Primary sclerosing cholangitis (PSC):

  1. Uncommon, complex, autoimmune, and strongly associated to inflammatory bowel disease (IBD)
  2. Pattern varies:
  3. MOST COMMON = inflammation may involve intralobular bile ducts (=intra-hepatic/small duct PSC)
  4. Also, extra-hepatic biliary strictures (=extra-hepatic/large duct PSC).
  5. Many patients have small and large duct disease
  6. P/c: abnormal LFTs, recurrent bacterial cholangitis (=RUQ pain, fever, jaundice), chronic cholestasis and chronic liver disease, IBD!
  7. Ix:
    1. o LFTs: mixed pattern of ‘hepatic’ and ‘cholestatic’ disease. Very high alkaline phosphatase
    2. o Tumour marker: CA-19-9 (may = cholangiocarcinoma)

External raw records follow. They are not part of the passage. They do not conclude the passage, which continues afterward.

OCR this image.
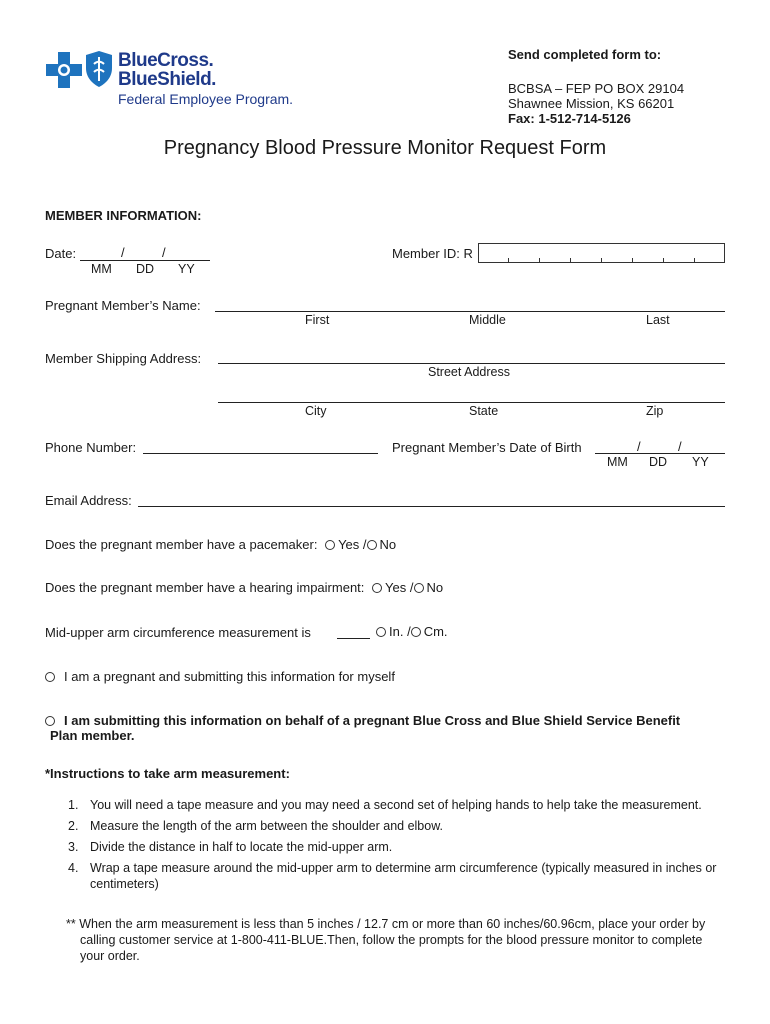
BlueCross.
BlueShield.
Federal Employee Program.
Send completed form to:
BCBSA – FEP PO BOX 29104
Shawnee Mission, KS 66201
Fax: 1-512-714-5126
Pregnancy Blood Pressure Monitor Request Form
MEMBER INFORMATION:
Date:	/	/
MM DD YY
Member ID: R
Pregnant Member’s Name:
First	Middle	Last
Member Shipping Address:
Street Address
City	State	Zip
Phone Number:	Pregnant Member’s Date of Birth	/	/
MM DD YY
Email Address:
Does the pregnant member have a pacemaker: Yes / No
Does the pregnant member have a hearing impairment: Yes / No
Mid-upper arm circumference measurement is	In. / Cm.
I am a pregnant and submitting this information for myself
I am submitting this information on behalf of a pregnant Blue Cross and Blue Shield Service Benefit
Plan member.
*Instructions to take arm measurement:
1. You will need a tape measure and you may need a second set of helping hands to help take the measurement.
2. Measure the length of the arm between the shoulder and elbow.
3. Divide the distance in half to locate the mid-upper arm.
4. Wrap a tape measure around the mid-upper arm to determine arm circumference (typically measured in inches or centimeters)
** When the arm measurement is less than 5 inches / 12.7 cm or more than 60 inches/60.96cm, place your order by calling customer service at 1-800-411-BLUE.Then, follow the prompts for the blood pressure monitor to complete your order.
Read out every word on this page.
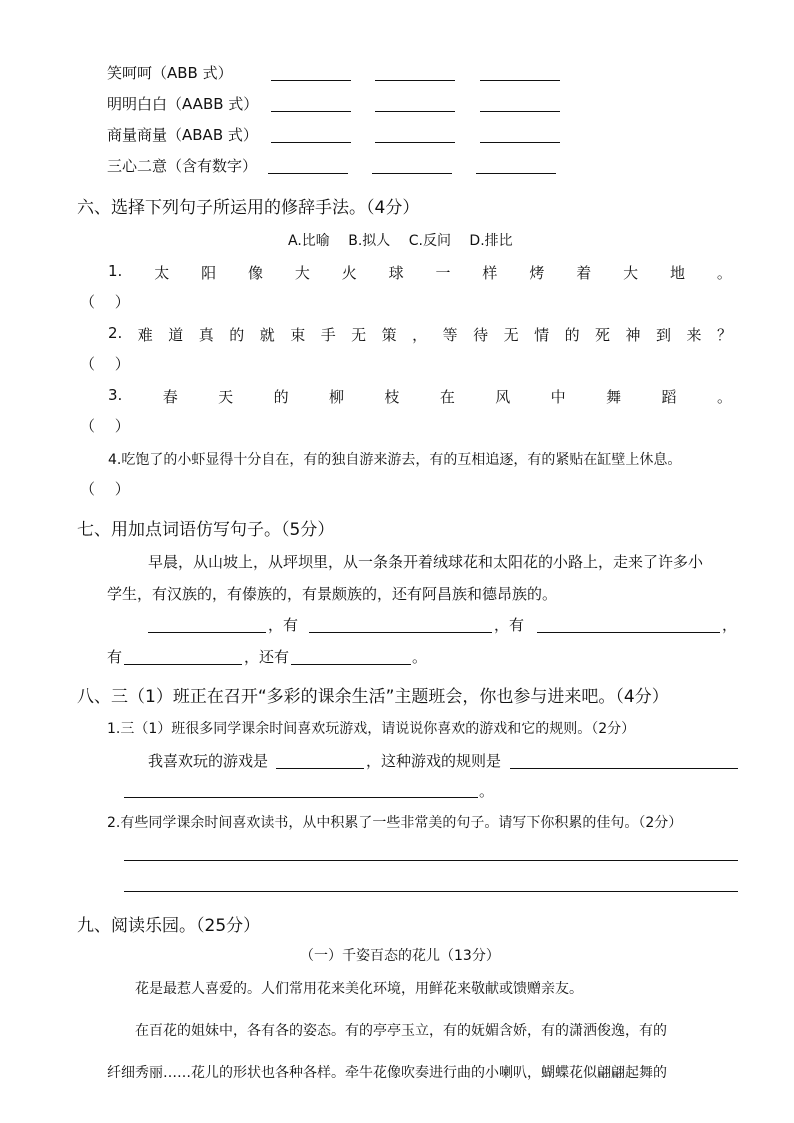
笑呵呵（ABB 式）
明明白白（AABB 式）
商量商量（ABAB 式）
三心二意（含有数字）
六、选择下列句子所运用的修辞手法。（4分）
A.比喻　 B.拟人　 C.反问　 D.排比
1. 太 阳 像 大 火 球 一 样 烤 着 大 地 。
（　 ）
2. 难 道 真 的 就 束 手 无 策 ， 等 待 无 情 的 死 神 到 来 ？
（　 ）
3.	春	天	的	柳	枝	在	风	中	舞	蹈	。
（　 ）
4.吃饱了的小虾显得十分自在，有的独自游来游去，有的互相追逐，有的紧贴在缸壁上休息。
（　 ）
七、用加点词语仿写句子。（5分）
早晨，从山坡上，从坪坝里，从一条条开着绒球花和太阳花的小路上，走来了许多小
学生，有汉族的，有傣族的，有景颇族的，还有阿昌族和德昂族的。
，有	，有	，
有	，还有	。
八、三（1）班正在召开“多彩的课余生活”主题班会，你也参与进来吧。（4分）
1.三（1）班很多同学课余时间喜欢玩游戏，请说说你喜欢的游戏和它的规则。（2分）
我喜欢玩的游戏是	，这种游戏的规则是
。
2.有些同学课余时间喜欢读书，从中积累了一些非常美的句子。请写下你积累的佳句。（2分）
九、阅读乐园。（25分）
（一）千姿百态的花儿（13分）
花是最惹人喜爱的。人们常用花来美化环境，用鲜花来敬献或馈赠亲友。
在百花的姐妹中，各有各的姿态。有的亭亭玉立，有的妩媚含娇，有的潇洒俊逸，有的
纤细秀丽……花儿的形状也各种各样。牵牛花像吹奏进行曲的小喇叭，蝴蝶花似翩翩起舞的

    3. o Autoantibody: ANCA 80% +ve.
    4. o Liver USS: exclude focal liver lesions
    5. o ERCP: demonstrate multiple biliary strictures
    6. o Liver biopsy: ‘onion skin lesion’ around an obliterated bile duct
  8. Mx:
    1. o Bacterial cholangitis requires Abx
    2. o Pruritis requires ursodeoxycholic acid
    3. o Liver transplant used for those with rapidly progressive clinical course and decompensated liver disease
  9. Prognosis:
    1. o If symptomatic = die in 10-15 years
    2. o If asymptomatic = 75% alive at 15 years!